- Country: Saudi Arabia
- Coordinates: 25°04′10″N 48°11′42″E﻿ / ﻿25.06944°N 48.19500°E
- Operator: Saudi Aramco
- Service contractors: Halliburton

Field history
- Start of development: 2006
- Start of production: June 10, 2009

= Khurais oil field =

Oil field in Saudi Arabia

Khurais oil field (حقل خريص) is an oil field in Saudi Arabia that went online on June 10, 2009, adjacent to the world's largest, the Ghawar trend. The Khurais field, with an area of 2,890 km^{2} and 127 km long, is located about 250 km southwest of Dhahran and 150 km east-northeast of Riyadh. Pilot-scale production at Khurais began in 1963, but the field was never fully developed.

==Khurais Megaproject==
A project to develop this field along with Abu Jifan and Mazalij oil fields is called the Khurais Megaproject. The project began in 2006, is led by Halliburton for wells drilling, Snamprogetti for crude and utilities, Hyundai for gas. It was expected to cost $3 billion, and is expected to increase Saudi Arabia's export capacity from 11.3 to 12.5 million bpd. It will produce Arabian light crude, as well as 315 million scfd of sour gas for Shedgum Gas Plant and 70,000 bpd of Natural Gas Liquids (NGL) for Yanbu Gas Plant. The project costs reported during construction of the megaproject amounted to $10 billion.

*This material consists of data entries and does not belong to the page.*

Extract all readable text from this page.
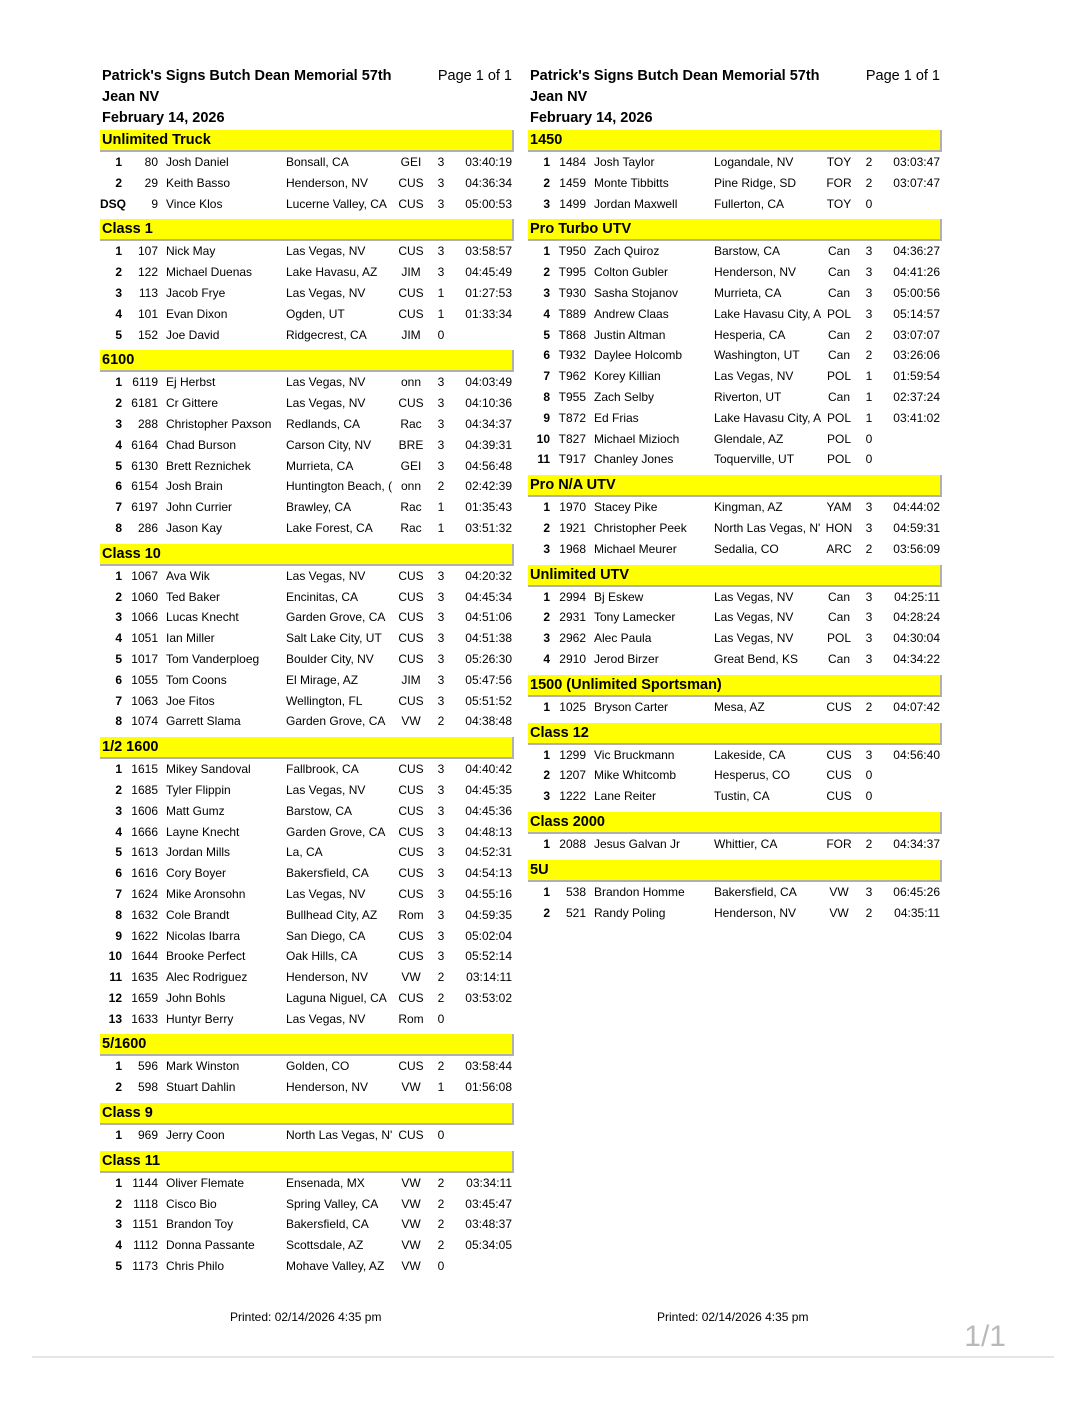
Patrick's Signs Butch Dean Memorial 57th
Jean NV
February 14, 2026
Page 1 of 1
Unlimited Truck
1	80 Josh Daniel	Bonsall, CA	GEI	3	03:40:19
2	29 Keith Basso	Henderson, NV	CUS	3	04:36:34
DSQ	9 Vince Klos	Lucerne Valley, CA CUS	3	05:00:53
Class 1
1	107 Nick May	Las Vegas, NV	CUS	3	03:58:57
2	122 Michael Duenas	Lake Havasu, AZ	JIM	3	04:45:49
3	113 Jacob Frye	Las Vegas, NV	CUS	1	01:27:53
4	101 Evan Dixon	Ogden, UT	CUS	1	01:33:34
5	152 Joe David	Ridgecrest, CA	JIM	0
6100
1 6119 Ej Herbst	Las Vegas, NV	onn	3	04:03:49
2 6181 Cr Gittere	Las Vegas, NV	CUS	3	04:10:36
3	288 Christopher Paxson	Redlands, CA	Rac	3	04:34:37
4 6164 Chad Burson	Carson City, NV	BRE	3	04:39:31
5 6130 Brett Reznichek	Murrieta, CA	GEI	3	04:56:48
6 6154 Josh Brain	Huntington Beach, ( onn	2	02:42:39
7 6197 John Currier	Brawley, CA	Rac	1	01:35:43
8	286 Jason Kay	Lake Forest, CA	Rac	1	03:51:32
Class 10
1 1067 Ava Wik	Las Vegas, NV	CUS	3	04:20:32
2 1060 Ted Baker	Encinitas, CA	CUS	3	04:45:34
3 1066 Lucas Knecht	Garden Grove, CA	CUS	3	04:51:06
4 1051 Ian Miller	Salt Lake City, UT	CUS	3	04:51:38
5 1017 Tom Vanderploeg	Boulder City, NV	CUS	3	05:26:30
6 1055 Tom Coons	El Mirage, AZ	JIM	3	05:47:56
7 1063 Joe Fitos	Wellington, FL	CUS	3	05:51:52
8 1074 Garrett Slama	Garden Grove, CA	VW	2	04:38:48
1/2 1600
1 1615 Mikey Sandoval	Fallbrook, CA	CUS	3	04:40:42
2 1685 Tyler Flippin	Las Vegas, NV	CUS	3	04:45:35
3 1606 Matt Gumz	Barstow, CA	CUS	3	04:45:36
4 1666 Layne Knecht	Garden Grove, CA	CUS	3	04:48:13
5 1613 Jordan Mills	La, CA	CUS	3	04:52:31
6 1616 Cory Boyer	Bakersfield, CA	CUS	3	04:54:13
7 1624 Mike Aronsohn	Las Vegas, NV	CUS	3	04:55:16
8 1632 Cole Brandt	Bullhead City, AZ	Rom	3	04:59:35
9 1622 Nicolas Ibarra	San Diego, CA	CUS	3	05:02:04
10 1644 Brooke Perfect	Oak Hills, CA	CUS	3	05:52:14
11 1635 Alec Rodriguez	Henderson, NV	VW	2	03:14:11
12 1659 John Bohls	Laguna Niguel, CA CUS	2	03:53:02
13 1633 Huntyr Berry	Las Vegas, NV	Rom	0
5/1600
1	596 Mark Winston	Golden, CO	CUS	2	03:58:44
2	598 Stuart Dahlin	Henderson, NV	VW	1	01:56:08
Class 9
1	969 Jerry Coon	North Las Vegas, N' CUS	0
Class 11
1 1144 Oliver Flemate	Ensenada, MX	VW	2	03:34:11
2 1118 Cisco Bio	Spring Valley, CA	VW	2	03:45:47
3 1151 Brandon Toy	Bakersfield, CA	VW	2	03:48:37
4 1112 Donna Passante	Scottsdale, AZ	VW	2	05:34:05
5 1173 Chris Philo	Mohave Valley, AZ	VW	0
Patrick's Signs Butch Dean Memorial 57th
Jean NV
February 14, 2026
Page 1 of 1
1450
1 1484 Josh Taylor	Logandale, NV	TOY	2	03:03:47
2 1459 Monte Tibbitts	Pine Ridge, SD	FOR	2	03:07:47
3 1499 Jordan Maxwell	Fullerton, CA	TOY	0
Pro Turbo UTV
1 T950 Zach Quiroz	Barstow, CA	Can	3	04:36:27
2 T995 Colton Gubler	Henderson, NV	Can	3	04:41:26
3 T930 Sasha Stojanov	Murrieta, CA	Can	3	05:00:56
4 T889 Andrew Claas	Lake Havasu City, A POL	3	05:14:57
5 T868 Justin Altman	Hesperia, CA	Can	2	03:07:07
6 T932 Daylee Holcomb	Washington, UT	Can	2	03:26:06
7 T962 Korey Killian	Las Vegas, NV	POL	1	01:59:54
8 T955 Zach Selby	Riverton, UT	Can	1	02:37:24
9 T872 Ed Frias	Lake Havasu City, A POL	1	03:41:02
10 T827 Michael Mizioch	Glendale, AZ	POL	0
11 T917 Chanley Jones	Toquerville, UT	POL	0
Pro N/A UTV
1 1970 Stacey Pike	Kingman, AZ	YAM	3	04:44:02
2 1921 Christopher Peek	North Las Vegas, N' HON	3	04:59:31
3 1968 Michael Meurer	Sedalia, CO	ARC	2	03:56:09
Unlimited UTV
1 2994 Bj Eskew	Las Vegas, NV	Can	3	04:25:11
2 2931 Tony Lamecker	Las Vegas, NV	Can	3	04:28:24
3 2962 Alec Paula	Las Vegas, NV	POL	3	04:30:04
4 2910 Jerod Birzer	Great Bend, KS	Can	3	04:34:22
1500 (Unlimited Sportsman)
1 1025 Bryson Carter	Mesa, AZ	CUS	2	04:07:42
Class 12
1 1299 Vic Bruckmann	Lakeside, CA	CUS	3	04:56:40
2 1207 Mike Whitcomb	Hesperus, CO	CUS	0
3 1222 Lane Reiter	Tustin, CA	CUS	0
Class 2000
1 2088 Jesus Galvan Jr	Whittier, CA	FOR	2	04:34:37
5U
1	538 Brandon Homme	Bakersfield, CA	VW	3	06:45:26
2	521 Randy Poling	Henderson, NV	VW	2	04:35:11
Printed: 02/14/2026 4:35 pm	Printed: 02/14/2026 4:35 pm
1/1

In June 2009, Khurais came on stream with an additional 1.2 million barrels per day for the Saudi production capacity. The initial development prepared 232 oil-production wells, 58 observation wells and 119 water-injection wells before coming on stream. The complex is made up of the Khurais and the two smaller satellite fields of Abu Jifan and Mazalij, it also consists of the two principal oil-bearing reservoirs Arab-D and Hanifa carbonate formations.

In 2018, an expansion was completed which increased capacity to 1.5 million barrels per day.

The remote oil complex is served by Khurais Airport, which provides air service for personnel commuting on a weekly basis from the Dammam area.

On 14 September 2019, the Khurais field and processing facility was attacked by an aerial strike causing damages to four crude-stabilization towers and sections of piping. Restoration of 30% of production was possible within just 24 hours of the attack.

In 2024, Khurais was producing 1.1 million barrels per day and associated gas from the field was feeding the 1,108.8 MW Shedgum power plant in Saudi Arabia’s Eastern Province. The complex uses robotics and artificial intelligence for maintenance planning, satellite imagery for detecting spills and hazards, and drones to identify operational inefficiencies and fugitive methane leaks.